Human skin surfaces are complex ecosystems for microorganisms, including fungi, bacteria, and viruses, which are known collectively as the skin microbiome. Residing on each square centimeter of skin are approximately 1 million bacteria, and many common skin conditions are associated with both impaired skin-barrier function and increased microbial colonization. Friendly populations of microbiota (naturally occurring commensal bacteria) can be disturbed through harsh soaps and other environmental toxins. The more we learn about the interactions of host gene-microbiota will lead to a better and more individualized treatment and prevention of skin inflammatory diseases. In one study, topical application of 0.2% Propionibacterium acnes reduced papules and pustules by 89%.36 The skin is very closely connected to the gut through the “gut-skin axis.”37 Since many diseases and conditions associated with aging seem tied to inflammation (“inflammaging”), efforts to control inflammation will play a big role in “healthy aging.” This inflammation may be seen as acne, eczema, psoriasis, and other types of dermatitis as well as unwanted aging of skin.3,38,39 Probiotics can reduce gut inflammation, one source of systemic inflammation, and can therefore also improve skin disorders through a similar mechanism.40,41
Prediction: New biological therapies will develop to enhance skin function. Topical probiotic formulations will likely assume greater usage, including mimicry of bacterial infection to create an inflammatory response of the skin.42 Oral nutraceuticals will emerge as adjunctive modifiers of skin biology.
Cultured autologous cells will be reintroduced into the body for a variety of indications and will become predicatively effective in regeneration of healthy tissue, both in the reconstructive and aesthetic arenas, and at an affordable price.43,44,45 (Offshore labs will have reduced labor costs.) Research will continue in the development of stem cell-derived factors. For example, transforming growth factor-beta (TGF-β3) is the growth factor that distinguishes fetal cell healing from adult cell healing and produces less inflammation while promoting abundant collagen.
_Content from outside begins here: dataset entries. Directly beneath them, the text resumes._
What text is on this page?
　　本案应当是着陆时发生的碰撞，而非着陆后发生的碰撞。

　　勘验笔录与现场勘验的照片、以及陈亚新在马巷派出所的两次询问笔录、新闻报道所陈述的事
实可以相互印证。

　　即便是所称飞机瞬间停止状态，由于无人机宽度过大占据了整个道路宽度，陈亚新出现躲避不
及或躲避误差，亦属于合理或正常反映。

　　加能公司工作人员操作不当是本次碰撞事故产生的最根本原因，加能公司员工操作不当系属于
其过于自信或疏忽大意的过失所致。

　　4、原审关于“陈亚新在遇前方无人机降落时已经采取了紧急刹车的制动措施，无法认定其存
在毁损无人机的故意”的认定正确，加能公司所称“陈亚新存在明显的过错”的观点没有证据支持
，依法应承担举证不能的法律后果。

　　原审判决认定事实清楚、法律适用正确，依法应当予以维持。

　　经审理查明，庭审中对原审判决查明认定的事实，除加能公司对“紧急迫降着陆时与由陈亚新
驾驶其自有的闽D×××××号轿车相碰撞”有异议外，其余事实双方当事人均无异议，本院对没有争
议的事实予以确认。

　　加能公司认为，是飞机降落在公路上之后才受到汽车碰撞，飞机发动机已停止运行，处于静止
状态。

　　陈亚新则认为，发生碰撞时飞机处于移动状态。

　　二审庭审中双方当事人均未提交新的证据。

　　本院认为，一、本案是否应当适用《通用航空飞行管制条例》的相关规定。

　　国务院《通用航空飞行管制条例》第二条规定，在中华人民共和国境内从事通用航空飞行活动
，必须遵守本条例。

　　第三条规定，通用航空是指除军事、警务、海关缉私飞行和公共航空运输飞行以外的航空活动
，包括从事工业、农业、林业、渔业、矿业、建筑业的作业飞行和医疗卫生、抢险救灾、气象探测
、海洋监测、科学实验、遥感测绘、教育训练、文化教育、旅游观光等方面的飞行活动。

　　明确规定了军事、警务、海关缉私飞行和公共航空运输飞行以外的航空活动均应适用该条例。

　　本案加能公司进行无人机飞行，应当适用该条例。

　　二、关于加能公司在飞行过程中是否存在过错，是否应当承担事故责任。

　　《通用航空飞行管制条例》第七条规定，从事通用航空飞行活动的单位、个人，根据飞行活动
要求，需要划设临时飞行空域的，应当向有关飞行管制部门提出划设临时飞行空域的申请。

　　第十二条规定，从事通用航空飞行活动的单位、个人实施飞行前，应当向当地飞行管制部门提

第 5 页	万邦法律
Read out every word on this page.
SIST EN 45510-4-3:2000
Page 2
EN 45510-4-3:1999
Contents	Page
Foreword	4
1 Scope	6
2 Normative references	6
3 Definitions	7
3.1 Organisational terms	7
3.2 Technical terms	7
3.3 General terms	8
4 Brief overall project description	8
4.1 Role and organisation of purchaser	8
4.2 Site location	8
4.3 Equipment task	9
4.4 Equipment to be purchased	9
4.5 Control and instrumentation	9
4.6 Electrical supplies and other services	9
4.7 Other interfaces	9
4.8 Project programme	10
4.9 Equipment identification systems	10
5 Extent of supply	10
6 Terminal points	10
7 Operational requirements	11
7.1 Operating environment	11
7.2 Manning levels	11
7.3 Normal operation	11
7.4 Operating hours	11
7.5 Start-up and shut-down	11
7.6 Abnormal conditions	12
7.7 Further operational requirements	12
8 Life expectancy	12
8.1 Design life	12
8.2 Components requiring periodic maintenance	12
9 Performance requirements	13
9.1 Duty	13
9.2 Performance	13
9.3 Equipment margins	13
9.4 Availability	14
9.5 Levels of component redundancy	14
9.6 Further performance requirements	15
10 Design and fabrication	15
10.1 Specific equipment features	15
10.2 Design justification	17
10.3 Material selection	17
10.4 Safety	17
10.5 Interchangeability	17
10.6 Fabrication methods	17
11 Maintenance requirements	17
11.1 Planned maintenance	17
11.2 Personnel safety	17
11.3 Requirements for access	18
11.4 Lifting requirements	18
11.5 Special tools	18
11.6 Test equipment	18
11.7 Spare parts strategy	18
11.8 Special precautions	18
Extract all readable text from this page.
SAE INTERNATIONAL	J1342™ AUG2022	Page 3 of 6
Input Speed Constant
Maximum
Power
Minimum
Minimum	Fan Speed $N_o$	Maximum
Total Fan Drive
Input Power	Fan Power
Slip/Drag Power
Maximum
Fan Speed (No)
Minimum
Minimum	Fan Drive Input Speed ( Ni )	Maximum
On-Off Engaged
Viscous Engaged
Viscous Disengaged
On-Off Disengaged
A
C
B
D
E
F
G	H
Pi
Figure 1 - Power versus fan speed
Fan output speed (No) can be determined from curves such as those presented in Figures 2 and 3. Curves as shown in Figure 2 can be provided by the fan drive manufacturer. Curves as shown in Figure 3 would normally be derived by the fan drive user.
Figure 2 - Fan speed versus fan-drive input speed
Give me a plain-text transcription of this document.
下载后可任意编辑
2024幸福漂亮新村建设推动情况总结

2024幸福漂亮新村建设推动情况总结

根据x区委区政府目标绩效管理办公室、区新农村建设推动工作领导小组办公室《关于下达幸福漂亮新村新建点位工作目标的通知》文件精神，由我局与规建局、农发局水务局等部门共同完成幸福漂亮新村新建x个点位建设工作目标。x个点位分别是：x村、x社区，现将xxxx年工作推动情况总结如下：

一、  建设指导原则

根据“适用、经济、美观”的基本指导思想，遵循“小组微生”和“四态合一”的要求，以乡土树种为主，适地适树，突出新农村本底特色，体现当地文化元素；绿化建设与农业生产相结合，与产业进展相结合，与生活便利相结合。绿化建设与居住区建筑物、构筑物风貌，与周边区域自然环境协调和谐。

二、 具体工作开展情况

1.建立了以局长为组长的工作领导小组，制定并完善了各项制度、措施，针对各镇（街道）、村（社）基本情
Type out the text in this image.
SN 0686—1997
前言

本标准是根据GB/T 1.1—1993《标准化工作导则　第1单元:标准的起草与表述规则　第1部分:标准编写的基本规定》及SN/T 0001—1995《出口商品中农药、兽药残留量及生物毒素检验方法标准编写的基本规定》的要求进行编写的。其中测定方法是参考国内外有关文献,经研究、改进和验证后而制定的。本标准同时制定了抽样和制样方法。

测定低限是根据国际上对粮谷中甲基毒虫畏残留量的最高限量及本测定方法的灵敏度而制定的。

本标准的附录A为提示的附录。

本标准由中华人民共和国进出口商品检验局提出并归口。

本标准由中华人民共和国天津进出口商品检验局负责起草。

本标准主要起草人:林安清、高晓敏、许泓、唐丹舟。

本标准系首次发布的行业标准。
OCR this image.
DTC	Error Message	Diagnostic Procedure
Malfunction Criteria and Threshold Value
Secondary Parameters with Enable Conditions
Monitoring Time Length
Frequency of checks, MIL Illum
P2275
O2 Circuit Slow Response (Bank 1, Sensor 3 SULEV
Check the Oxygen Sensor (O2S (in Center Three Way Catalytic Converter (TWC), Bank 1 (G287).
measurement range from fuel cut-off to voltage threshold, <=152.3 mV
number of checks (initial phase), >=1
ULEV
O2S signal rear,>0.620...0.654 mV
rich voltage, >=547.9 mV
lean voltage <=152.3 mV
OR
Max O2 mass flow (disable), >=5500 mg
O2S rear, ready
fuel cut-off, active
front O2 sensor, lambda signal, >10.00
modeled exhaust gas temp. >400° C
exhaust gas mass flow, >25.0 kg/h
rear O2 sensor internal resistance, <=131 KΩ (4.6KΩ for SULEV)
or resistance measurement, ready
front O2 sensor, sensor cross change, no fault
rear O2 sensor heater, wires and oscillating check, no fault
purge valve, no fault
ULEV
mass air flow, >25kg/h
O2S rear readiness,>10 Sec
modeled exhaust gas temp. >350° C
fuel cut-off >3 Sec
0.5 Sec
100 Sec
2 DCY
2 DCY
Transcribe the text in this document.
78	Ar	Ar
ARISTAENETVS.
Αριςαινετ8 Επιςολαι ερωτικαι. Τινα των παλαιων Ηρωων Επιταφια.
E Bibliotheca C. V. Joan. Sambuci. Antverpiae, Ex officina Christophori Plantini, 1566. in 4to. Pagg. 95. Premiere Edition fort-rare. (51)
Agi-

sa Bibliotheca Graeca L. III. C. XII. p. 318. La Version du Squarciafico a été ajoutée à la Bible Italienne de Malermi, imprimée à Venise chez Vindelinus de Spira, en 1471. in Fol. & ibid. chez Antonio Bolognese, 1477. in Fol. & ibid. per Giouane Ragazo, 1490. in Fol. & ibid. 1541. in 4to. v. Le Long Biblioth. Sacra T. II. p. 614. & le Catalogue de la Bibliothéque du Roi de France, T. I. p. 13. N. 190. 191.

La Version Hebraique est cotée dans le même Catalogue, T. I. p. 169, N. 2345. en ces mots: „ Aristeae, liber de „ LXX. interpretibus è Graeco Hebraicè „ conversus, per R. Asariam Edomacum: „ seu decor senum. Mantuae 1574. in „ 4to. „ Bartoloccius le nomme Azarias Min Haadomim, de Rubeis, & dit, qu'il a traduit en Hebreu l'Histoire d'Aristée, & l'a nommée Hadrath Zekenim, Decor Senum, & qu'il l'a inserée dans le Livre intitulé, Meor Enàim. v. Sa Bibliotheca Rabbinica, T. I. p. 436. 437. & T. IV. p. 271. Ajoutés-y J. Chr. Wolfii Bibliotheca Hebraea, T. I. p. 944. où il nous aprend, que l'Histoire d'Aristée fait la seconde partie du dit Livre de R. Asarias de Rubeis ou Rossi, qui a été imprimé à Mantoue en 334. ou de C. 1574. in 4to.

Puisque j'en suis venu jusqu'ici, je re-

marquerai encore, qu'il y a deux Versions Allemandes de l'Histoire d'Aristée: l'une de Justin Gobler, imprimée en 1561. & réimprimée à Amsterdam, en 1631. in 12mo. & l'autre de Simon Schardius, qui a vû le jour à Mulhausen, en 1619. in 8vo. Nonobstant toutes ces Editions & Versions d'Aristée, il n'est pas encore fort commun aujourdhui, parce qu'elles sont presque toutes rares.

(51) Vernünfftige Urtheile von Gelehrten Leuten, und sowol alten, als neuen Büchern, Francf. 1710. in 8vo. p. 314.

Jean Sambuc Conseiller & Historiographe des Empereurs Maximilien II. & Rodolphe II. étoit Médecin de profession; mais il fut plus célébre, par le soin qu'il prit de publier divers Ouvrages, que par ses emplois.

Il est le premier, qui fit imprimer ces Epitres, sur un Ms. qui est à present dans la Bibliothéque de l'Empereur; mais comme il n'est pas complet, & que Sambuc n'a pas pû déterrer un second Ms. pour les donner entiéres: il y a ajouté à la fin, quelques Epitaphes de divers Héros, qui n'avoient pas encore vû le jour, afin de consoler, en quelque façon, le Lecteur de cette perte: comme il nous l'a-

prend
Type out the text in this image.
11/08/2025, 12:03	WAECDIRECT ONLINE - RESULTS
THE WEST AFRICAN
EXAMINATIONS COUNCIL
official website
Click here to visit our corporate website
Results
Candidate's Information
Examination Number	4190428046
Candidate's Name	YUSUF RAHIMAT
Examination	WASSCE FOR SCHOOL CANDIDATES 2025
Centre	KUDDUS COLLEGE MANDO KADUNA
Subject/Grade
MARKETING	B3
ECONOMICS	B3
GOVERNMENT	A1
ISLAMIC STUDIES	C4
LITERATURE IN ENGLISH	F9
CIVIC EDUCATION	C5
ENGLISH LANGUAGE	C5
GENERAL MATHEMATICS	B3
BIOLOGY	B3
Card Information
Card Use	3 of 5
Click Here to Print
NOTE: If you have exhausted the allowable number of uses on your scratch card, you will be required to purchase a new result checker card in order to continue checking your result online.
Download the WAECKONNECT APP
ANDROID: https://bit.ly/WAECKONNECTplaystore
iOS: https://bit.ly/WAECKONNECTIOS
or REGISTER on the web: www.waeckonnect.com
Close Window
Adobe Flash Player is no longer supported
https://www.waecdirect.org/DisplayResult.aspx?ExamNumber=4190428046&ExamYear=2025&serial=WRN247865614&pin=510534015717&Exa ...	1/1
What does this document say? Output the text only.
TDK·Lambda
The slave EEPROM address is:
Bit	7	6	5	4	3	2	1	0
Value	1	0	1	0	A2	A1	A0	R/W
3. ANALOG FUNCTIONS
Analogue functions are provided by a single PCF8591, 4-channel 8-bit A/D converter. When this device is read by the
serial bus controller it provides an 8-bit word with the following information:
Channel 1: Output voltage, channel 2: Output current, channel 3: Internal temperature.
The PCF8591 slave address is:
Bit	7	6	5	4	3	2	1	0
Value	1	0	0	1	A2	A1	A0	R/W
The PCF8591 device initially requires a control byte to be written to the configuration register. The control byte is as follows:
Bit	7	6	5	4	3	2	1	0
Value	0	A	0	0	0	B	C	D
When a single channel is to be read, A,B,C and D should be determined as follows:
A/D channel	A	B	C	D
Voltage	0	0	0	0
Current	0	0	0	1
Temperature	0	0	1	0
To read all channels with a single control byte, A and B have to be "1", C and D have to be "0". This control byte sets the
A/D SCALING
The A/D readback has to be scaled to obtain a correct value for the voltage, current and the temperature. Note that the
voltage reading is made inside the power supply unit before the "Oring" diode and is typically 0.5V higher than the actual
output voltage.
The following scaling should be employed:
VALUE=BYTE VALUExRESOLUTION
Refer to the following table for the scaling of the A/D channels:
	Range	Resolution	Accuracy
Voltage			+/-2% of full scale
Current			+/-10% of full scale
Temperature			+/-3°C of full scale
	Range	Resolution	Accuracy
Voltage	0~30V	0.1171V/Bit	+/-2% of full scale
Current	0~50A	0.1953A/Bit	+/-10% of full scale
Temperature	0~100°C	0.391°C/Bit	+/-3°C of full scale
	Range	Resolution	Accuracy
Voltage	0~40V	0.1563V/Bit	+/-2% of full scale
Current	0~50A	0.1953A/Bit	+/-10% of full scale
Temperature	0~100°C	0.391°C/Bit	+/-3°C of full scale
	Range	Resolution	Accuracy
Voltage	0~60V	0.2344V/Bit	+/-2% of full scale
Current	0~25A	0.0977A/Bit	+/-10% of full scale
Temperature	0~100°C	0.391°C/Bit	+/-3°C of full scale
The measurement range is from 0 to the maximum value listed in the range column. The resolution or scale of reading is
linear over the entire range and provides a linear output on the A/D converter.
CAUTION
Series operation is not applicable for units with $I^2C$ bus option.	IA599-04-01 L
And if the good anti-inflammatory cytokines dominate, less inflammation means a slower rate of senescence.46,47
Prediction: Application of cytokine-related compounds such as growth factors, interleukins, and interferons, including those extracted from stem cells, will increase in use as one means of replacing those cytokines lost through the aging process. Stem cells harvested from stem cell “farms” (labs really) will produce millions of stem cells, with extracted compounds being combined for skin regenerative “cocktails” created for specific skin rejuvenating scenarios.
A telomere is a region of repetitive nucleotide sequences at each end of a chromatid. It protects the end of the chromosome from deterioration or from fusion with neighboring chromosomes (▶ Fig. 35.6). During chromosome replication, the enzymes that duplicate DNA cannot continue their duplication all the way to the end of a chromosome; therefore, in each duplication the end of the chromosome is shortened. This leads to an irreversible state of growth arrest known as cellular senescence or programmed cell self-destruction (apoptosis). Telomere shortening can be hastened by unhealthy factors such as obesity, smoking, and stress.48 But can telomere degradation be lessened or prevented? Human T cells, which are critical in immunological control over infections and cancer, have the ability to activate the enzyme telomerase that binds and extends the telomeres.49 Research continues in using cycloastragenol from the Astragalus plant that has been shown in one study to activate telomerase.50 Telomerase activators have suggested a slowing of aging in mice.51,52 Other studies on affecting telomeres and increasing protective telomerase continue including lifestyle and dietary factors.53
Fig. 35.6 Chromosomes demonstrating end-telomere segment.